Invasion
The troopship streaked through the atmosphere, visible to those watching below from the contrail produced by the rapidly heated surfaces of the oblique nose of the vehicle. Before that point the radio scopes at the Southern Observatory had picked up the armada of interstellar vessels that had slowly fallen into the local system. Months had passed since that time as the ships had deployed a series of massive atomic explosions to slow down before using chemical rockets to place themselves into an orbit over the planet, where they had hung like a menacing constellation.
The sound of the rapidly cooling metal screeched and creaked in the water as the vessel pitched and rolled like a drunk about to lose their footing. It wasn’t the only one but it was one of the few that had landed in water, apparently accidentally. The Southern Observatory had long been aware of them and had been picking up radio broadcasts from the small, yellow star that they had inhabited for known history.

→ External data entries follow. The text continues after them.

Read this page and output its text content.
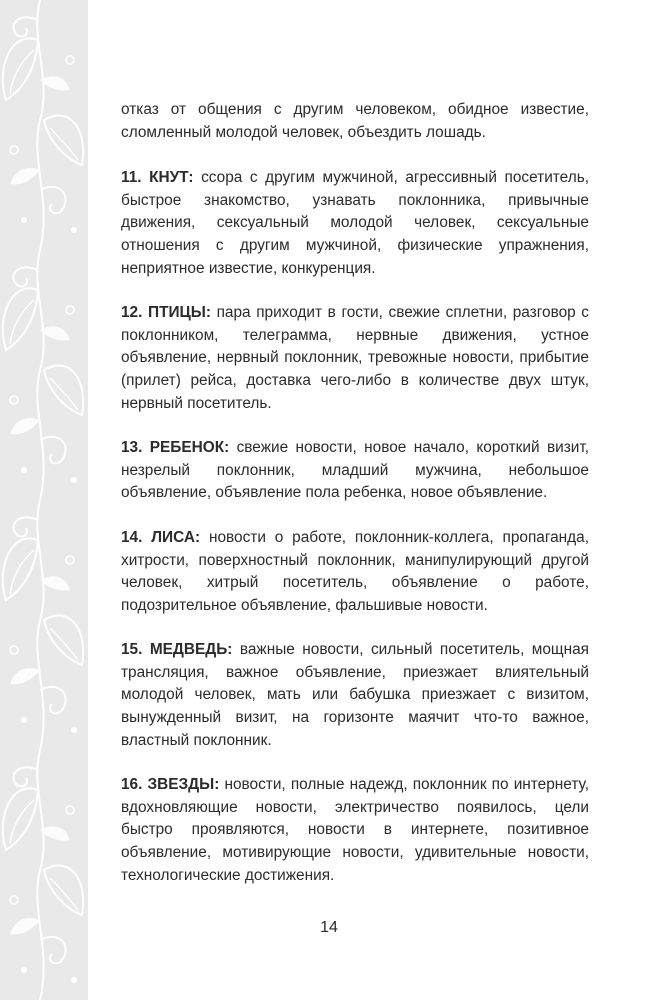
отказ от общения с другим человеком, обидное известие, сломленный молодой человек, объездить лошадь.

11. КНУТ: ссора с другим мужчиной, агрессивный посетитель, быстрое знакомство, узнавать поклонника, привычные движения, сексуальный молодой человек, сексуальные отношения с другим мужчиной, физические упражнения, неприятное известие, конкуренция.

12. ПТИЦЫ: пара приходит в гости, свежие сплетни, разговор с поклонником, телеграмма, нервные движения, устное объявление, нервный поклонник, тревожные новости, прибытие (прилет) рейса, доставка чего-либо в количестве двух штук, нервный посетитель.

13. РЕБЕНОК: свежие новости, новое начало, короткий визит, незрелый поклонник, младший мужчина, небольшое объявление, объявление пола ребенка, новое объявление.

14. ЛИСА: новости о работе, поклонник-коллега, пропаганда, хитрости, поверхностный поклонник, манипулирующий другой человек, хитрый посетитель, объявление о работе, подозрительное объявление, фальшивые новости.

15. МЕДВЕДЬ: важные новости, сильный посетитель, мощная трансляция, важное объявление, приезжает влиятельный молодой человек, мать или бабушка приезжает с визитом, вынужденный визит, на горизонте маячит что-то важное, властный поклонник.

16. ЗВЕЗДЫ: новости, полные надежд, поклонник по интернету, вдохновляющие новости, электричество появилось, цели быстро проявляются, новости в интернете, позитивное объявление, мотивирующие новости, удивительные новости, технологические достижения.

14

Naval vessels had been scrambled to the water-bound lander which had shown no signs of opening since it had come under observation, though it seemed to slowly drift towards the shore despite no obvious motor powering it. The reason ships were sent was that the broadcasts had shown the warlike nature of these beings. Decades of militarism had presaged their arrival from the stars, and the newest reports showed that a great project had been embarked upon, which had taken the last resources of their sick, dying world.
The entire landing force, the four or five of these huge blocky starships that had screamed across the daytime skies and carved smoking furrows in the soil of the planet had so far remained inactive. It was hypothesised in the media that they were waiting for something, perhaps for the last ship that floated toward the shore at a snail’s pace. The nations of the planet were well aware of the nature of the beings that waited within each ship; their freakish exoskeletal extrusions that helped them eat other living creatures, but none were sure of how they would harness explosions and electrical fields to wreck terror.
---
Brigadier Colonel Oosthuizen chewed on his cigar as he moved his Armoured Assault Suit slightly with a whine of servos and braced as the dropship finally washed up on the shore. He de-magged his feet and then turned to look at the mustered troops. A number of wolfish grins and shifting shoulders indicated despite the rough ride in they were ready, hungry for it.
“Alright listen up you sons of bitches, we’re aware that they’ve got sea assets covering us but so far they haven’t fired on us. You’re going to go out there and get inland. Understood? Anything gets in our way...”
He paused and exhaled a thick cloud of blueish smoke.
“Frag it.”
---
The door opened with a screech and the guard around the landing site raised their firearms. A gout of smoke blew out the hatch, followed by a hail of solid slugs and explosives.
The Humans had arrived.
--
Zayei Junaid, Epsilon Eridani, 912 C.R. (2465 A.D.)